Is this simply supply-and-demand? With what used to be high profit margins, everybody wants a piece of the pie. The sector is saturating and over-supplied, it is only natural that profit margins waned. With increased competition, surely, the consumers benefit? I just hope this "collaboration" do not result in chips companies forming a Cartel.

Everyone should stop talking about speed and start taking about value to end users. The only new game in town is energy reduction. More functionality usually means trading power consumption. In the end equipment vendors can only deliver dramatic energy savings at the chip level. Lets stop taling about speed and start seriously talking about power reduction at the silicon level.

I am a telecoms professional in R&D and thats where we are focusing our innovation effort!

The only driver for an American family to change out their old fridge is if they can save money on energy. The appliance vendors are scenting an opportunity, what about other industries?

Guys, I hate to point this out but there are still successful emerging semiconductor companies. Mediatek is the obvious example of insane growth with high profit margins.

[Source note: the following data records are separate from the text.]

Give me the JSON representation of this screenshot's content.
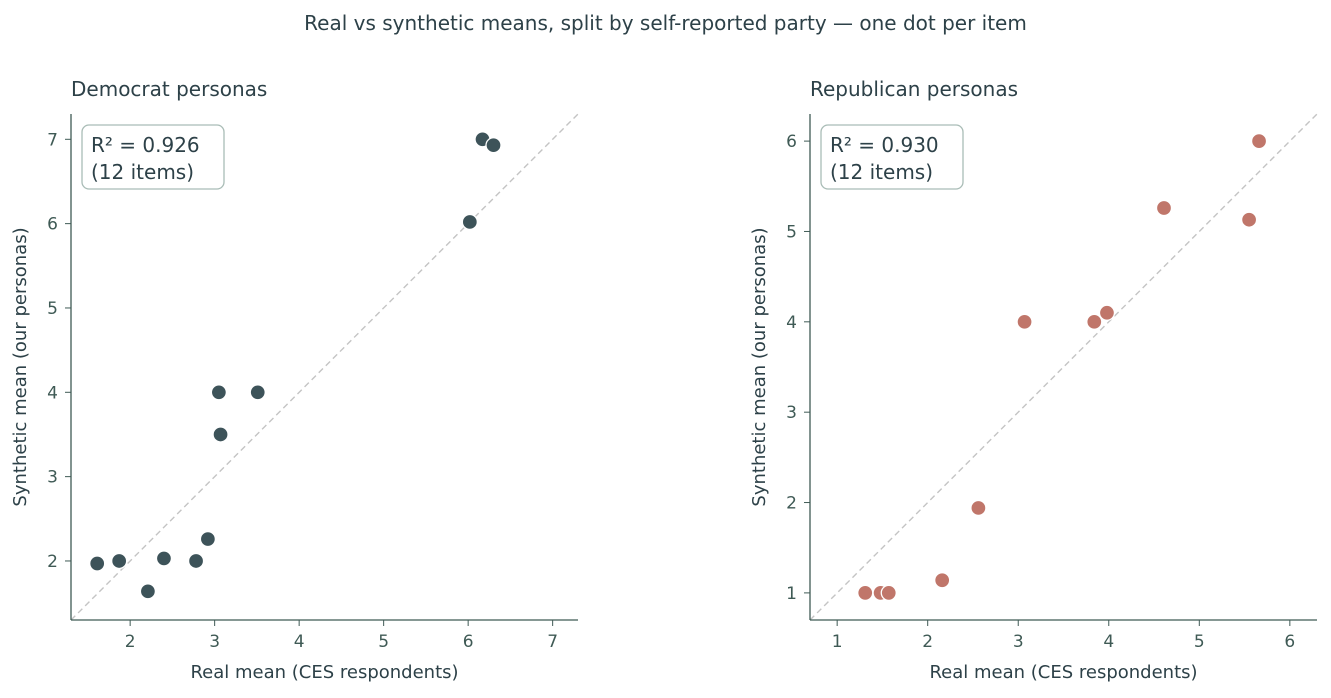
{
  "figure_title": "Real vs synthetic means, split by self-reported party — one dot per item",
  "chart_data": [
    {
      "type": "scatter",
      "title": "Democrat personas",
      "xlabel": "Real mean (CES respondents)",
      "ylabel": "Synthetic mean (our personas)",
      "xlim": [
        1.3,
        7.3
      ],
      "ylim": [
        1.3,
        7.3
      ],
      "xticks": [
        2,
        3,
        4,
        5,
        6,
        7
      ],
      "yticks": [
        2,
        3,
        4,
        5,
        6,
        7
      ],
      "reference_line": "y = x (dashed)",
      "annotation": [
        "R² = 0.926",
        "(12 items)"
      ],
      "color": "#3d5359",
      "points": [
        {
          "x": 1.61,
          "y": 1.97
        },
        {
          "x": 1.87,
          "y": 2.0
        },
        {
          "x": 2.21,
          "y": 1.64
        },
        {
          "x": 2.4,
          "y": 2.03
        },
        {
          "x": 2.78,
          "y": 2.0
        },
        {
          "x": 2.92,
          "y": 2.26
        },
        {
          "x": 3.05,
          "y": 4.0
        },
        {
          "x": 3.07,
          "y": 3.5
        },
        {
          "x": 3.51,
          "y": 4.0
        },
        {
          "x": 6.02,
          "y": 6.02
        },
        {
          "x": 6.17,
          "y": 7.0
        },
        {
          "x": 6.3,
          "y": 6.93
        }
      ]
    },
    {
      "type": "scatter",
      "title": "Republican personas",
      "xlabel": "Real mean (CES respondents)",
      "ylabel": "Synthetic mean (our personas)",
      "xlim": [
        0.7,
        6.3
      ],
      "ylim": [
        0.7,
        6.3
      ],
      "xticks": [
        1,
        2,
        3,
        4,
        5,
        6
      ],
      "yticks": [
        1,
        2,
        3,
        4,
        5,
        6
      ],
      "reference_line": "y = x (dashed)",
      "annotation": [
        "R² = 0.930",
        "(12 items)"
      ],
      "color": "#c0766a",
      "points": [
        {
          "x": 1.31,
          "y": 1.0
        },
        {
          "x": 1.48,
          "y": 1.0
        },
        {
          "x": 1.57,
          "y": 1.0
        },
        {
          "x": 2.16,
          "y": 1.14
        },
        {
          "x": 2.56,
          "y": 1.94
        },
        {
          "x": 3.07,
          "y": 4.0
        },
        {
          "x": 3.83,
          "y": 4.0
        },
        {
          "x": 3.84,
          "y": 4.0
        },
        {
          "x": 3.98,
          "y": 4.1
        },
        {
          "x": 4.61,
          "y": 5.26
        },
        {
          "x": 5.55,
          "y": 5.13
        },
        {
          "x": 5.66,
          "y": 6.0
        }
      ]
    }
  ]
}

MTK have successfully attacked the GSM chipset market and grown from 2% to over 20% TAM in just two years. During the same time period TI, Moto, NXP.... achieved the opposite result. I think it goes without saying that TI's R&D team outnumbered MTK's by a ratio of about 10:1

IMHO this is just the beginning, But collaboration is not the answer because it just creates bloated engineering teams and trades product focus for politics.